2. Correlation sometimes misleads us, and also does not help answer questions that require experiments with a control group (for example, why did the patient recover?).

3. To enrich the statistical apparatus, Judah Pearl proposes to represent the relationship of events graphically (using diagrams with arrows, where the tip shows which indicator “listens” to the other).

4. The desire of traditional statistics to analyze data without taking into account the life experience and knowledge of the analyzer is fundamentally wrong. The technique proposed by Judah Pearl solves this problem.
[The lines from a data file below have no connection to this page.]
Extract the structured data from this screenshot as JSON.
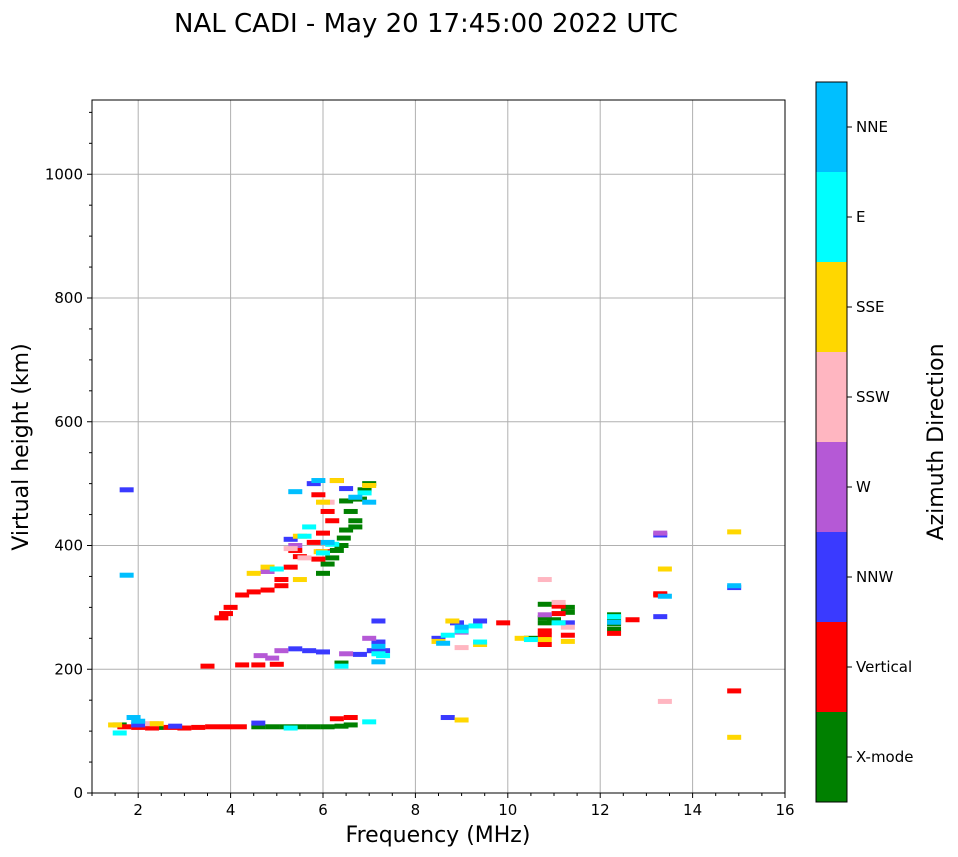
{
  "chart_data": {
    "type": "scatter",
    "title": "NAL CADI - May 20 17:45:00 2022 UTC",
    "xlabel": "Frequency (MHz)",
    "ylabel": "Virtual height (km)",
    "xlim": [
      1,
      16
    ],
    "ylim": [
      0,
      1120
    ],
    "grid": true,
    "xticks": [
      2,
      4,
      6,
      8,
      10,
      12,
      14,
      16
    ],
    "yticks": [
      0,
      200,
      400,
      600,
      800,
      1000
    ],
    "colorbar": {
      "label": "Azimuth Direction",
      "categories": [
        {
          "name": "X-mode",
          "color": "#008000"
        },
        {
          "name": "Vertical",
          "color": "#ff0000"
        },
        {
          "name": "NNW",
          "color": "#3a3aff"
        },
        {
          "name": "W",
          "color": "#b559d6"
        },
        {
          "name": "SSW",
          "color": "#ffb6c1"
        },
        {
          "name": "SSE",
          "color": "#ffd700"
        },
        {
          "name": "E",
          "color": "#00ffff"
        },
        {
          "name": "NNE",
          "color": "#00bfff"
        }
      ]
    },
    "series": [
      {
        "name": "X-mode",
        "points": [
          [
            1.6,
            110
          ],
          [
            2.4,
            106
          ],
          [
            4.6,
            107
          ],
          [
            4.9,
            107
          ],
          [
            5.2,
            107
          ],
          [
            5.5,
            107
          ],
          [
            5.8,
            107
          ],
          [
            6.1,
            107
          ],
          [
            6.4,
            108
          ],
          [
            6.6,
            110
          ],
          [
            6.0,
            355
          ],
          [
            6.1,
            370
          ],
          [
            6.2,
            380
          ],
          [
            6.3,
            392
          ],
          [
            6.4,
            400
          ],
          [
            6.45,
            412
          ],
          [
            6.5,
            425
          ],
          [
            6.7,
            430
          ],
          [
            6.7,
            440
          ],
          [
            6.6,
            455
          ],
          [
            6.8,
            475
          ],
          [
            6.9,
            490
          ],
          [
            7.0,
            500
          ],
          [
            6.5,
            472
          ],
          [
            6.4,
            210
          ],
          [
            10.8,
            305
          ],
          [
            10.8,
            283
          ],
          [
            10.8,
            275
          ],
          [
            11.3,
            300
          ],
          [
            11.3,
            292
          ],
          [
            12.3,
            288
          ],
          [
            12.3,
            282
          ],
          [
            12.3,
            274
          ],
          [
            12.3,
            265
          ],
          [
            10.5,
            250
          ],
          [
            11.0,
            280
          ]
        ]
      },
      {
        "name": "Vertical",
        "points": [
          [
            1.7,
            107
          ],
          [
            2.0,
            106
          ],
          [
            2.3,
            105
          ],
          [
            2.7,
            106
          ],
          [
            3.0,
            105
          ],
          [
            3.3,
            106
          ],
          [
            3.6,
            107
          ],
          [
            3.9,
            107
          ],
          [
            4.2,
            107
          ],
          [
            3.8,
            283
          ],
          [
            3.9,
            290
          ],
          [
            4.0,
            300
          ],
          [
            4.25,
            320
          ],
          [
            4.5,
            325
          ],
          [
            4.8,
            328
          ],
          [
            5.1,
            335
          ],
          [
            5.1,
            345
          ],
          [
            5.3,
            365
          ],
          [
            5.5,
            382
          ],
          [
            5.4,
            392
          ],
          [
            5.8,
            405
          ],
          [
            5.9,
            378
          ],
          [
            6.0,
            390
          ],
          [
            6.0,
            420
          ],
          [
            6.2,
            440
          ],
          [
            6.1,
            455
          ],
          [
            5.9,
            482
          ],
          [
            6.3,
            505
          ],
          [
            3.5,
            205
          ],
          [
            4.25,
            207
          ],
          [
            4.6,
            207
          ],
          [
            5.0,
            208
          ],
          [
            6.3,
            120
          ],
          [
            6.6,
            122
          ],
          [
            9.9,
            275
          ],
          [
            10.8,
            262
          ],
          [
            10.8,
            255
          ],
          [
            10.8,
            240
          ],
          [
            11.1,
            302
          ],
          [
            11.3,
            255
          ],
          [
            12.3,
            258
          ],
          [
            12.7,
            280
          ],
          [
            13.3,
            322
          ],
          [
            13.3,
            320
          ],
          [
            14.9,
            165
          ],
          [
            11.1,
            290
          ]
        ]
      },
      {
        "name": "NNW",
        "points": [
          [
            1.75,
            490
          ],
          [
            2.0,
            110
          ],
          [
            2.8,
            108
          ],
          [
            4.6,
            113
          ],
          [
            5.4,
            233
          ],
          [
            5.7,
            230
          ],
          [
            6.0,
            228
          ],
          [
            6.8,
            224
          ],
          [
            7.2,
            278
          ],
          [
            7.2,
            244
          ],
          [
            7.3,
            230
          ],
          [
            8.7,
            122
          ],
          [
            8.5,
            250
          ],
          [
            8.9,
            275
          ],
          [
            9.4,
            278
          ],
          [
            11.3,
            275
          ],
          [
            13.3,
            417
          ],
          [
            13.3,
            285
          ],
          [
            14.9,
            332
          ],
          [
            5.3,
            410
          ],
          [
            5.8,
            500
          ],
          [
            6.5,
            492
          ],
          [
            7.1,
            230
          ]
        ]
      },
      {
        "name": "W",
        "points": [
          [
            4.65,
            222
          ],
          [
            4.9,
            218
          ],
          [
            5.1,
            230
          ],
          [
            6.5,
            225
          ],
          [
            7.0,
            250
          ],
          [
            9.0,
            260
          ],
          [
            10.8,
            288
          ],
          [
            13.3,
            420
          ],
          [
            4.8,
            358
          ],
          [
            5.4,
            400
          ]
        ]
      },
      {
        "name": "SSW",
        "points": [
          [
            2.3,
            112
          ],
          [
            5.3,
            395
          ],
          [
            5.6,
            380
          ],
          [
            6.1,
            470
          ],
          [
            10.8,
            345
          ],
          [
            11.1,
            308
          ],
          [
            11.3,
            268
          ],
          [
            13.4,
            148
          ],
          [
            9.0,
            235
          ]
        ]
      },
      {
        "name": "SSE",
        "points": [
          [
            1.5,
            110
          ],
          [
            2.4,
            112
          ],
          [
            4.5,
            355
          ],
          [
            4.8,
            365
          ],
          [
            5.5,
            415
          ],
          [
            5.5,
            345
          ],
          [
            5.95,
            390
          ],
          [
            6.0,
            470
          ],
          [
            7.0,
            497
          ],
          [
            8.5,
            245
          ],
          [
            8.8,
            278
          ],
          [
            9.0,
            118
          ],
          [
            9.4,
            240
          ],
          [
            10.3,
            250
          ],
          [
            10.8,
            248
          ],
          [
            11.3,
            245
          ],
          [
            13.4,
            362
          ],
          [
            14.9,
            422
          ],
          [
            14.9,
            90
          ],
          [
            6.3,
            505
          ]
        ]
      },
      {
        "name": "E",
        "points": [
          [
            1.6,
            97
          ],
          [
            5.0,
            362
          ],
          [
            5.6,
            415
          ],
          [
            5.7,
            430
          ],
          [
            6.0,
            388
          ],
          [
            6.2,
            402
          ],
          [
            6.9,
            485
          ],
          [
            7.2,
            225
          ],
          [
            7.3,
            222
          ],
          [
            9.0,
            262
          ],
          [
            9.3,
            270
          ],
          [
            9.4,
            244
          ],
          [
            10.5,
            248
          ],
          [
            11.1,
            275
          ],
          [
            12.3,
            285
          ],
          [
            7.0,
            115
          ],
          [
            6.4,
            205
          ],
          [
            5.3,
            105
          ],
          [
            8.7,
            255
          ]
        ]
      },
      {
        "name": "NNE",
        "points": [
          [
            1.75,
            352
          ],
          [
            1.9,
            122
          ],
          [
            2.0,
            116
          ],
          [
            5.4,
            487
          ],
          [
            5.9,
            505
          ],
          [
            6.7,
            478
          ],
          [
            7.0,
            470
          ],
          [
            7.2,
            212
          ],
          [
            7.2,
            237
          ],
          [
            9.0,
            268
          ],
          [
            8.6,
            242
          ],
          [
            12.3,
            276
          ],
          [
            13.4,
            318
          ],
          [
            14.9,
            335
          ],
          [
            6.1,
            405
          ]
        ]
      }
    ]
  }
}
Common sense is the basis of any analysis.

5. The history of the fight against smoking shows that the separation of scientific practices from common sense and reality can become dangerous for society because the active public policy could start several years earlier and save lives.

6. Common sense is necessary, but it is not enough. A clear analysis algorithm is needed, since it is easy to mislead a person when calculating probability and other things, as paradoxes (Monty Hall, Berkson, Simpson) show.

7. The development of statistics in the direction proposed by Judah Pearl will allow better response to medical diagnoses and choice of further treatment protocol (as the example with the accuracy of breast cancer diagnoses shows).

8. Common sense is necessary because it is possible to understand whether some factor distorts the results or not, only by logical reasoning.

9. Judah Pearl partly explains the identified errors in traditional statistics by the fact that scientists relied on the philosophy of positivism, according to which science should be based on objective facts and figures.

10. Judah Pearl is confident that the development of statistics in the proposed direction will allow artificial intelligence to reach a new level since until now it has been based mainly on traditional data analysis – and this is significantly different from the algorithm of the human thought process.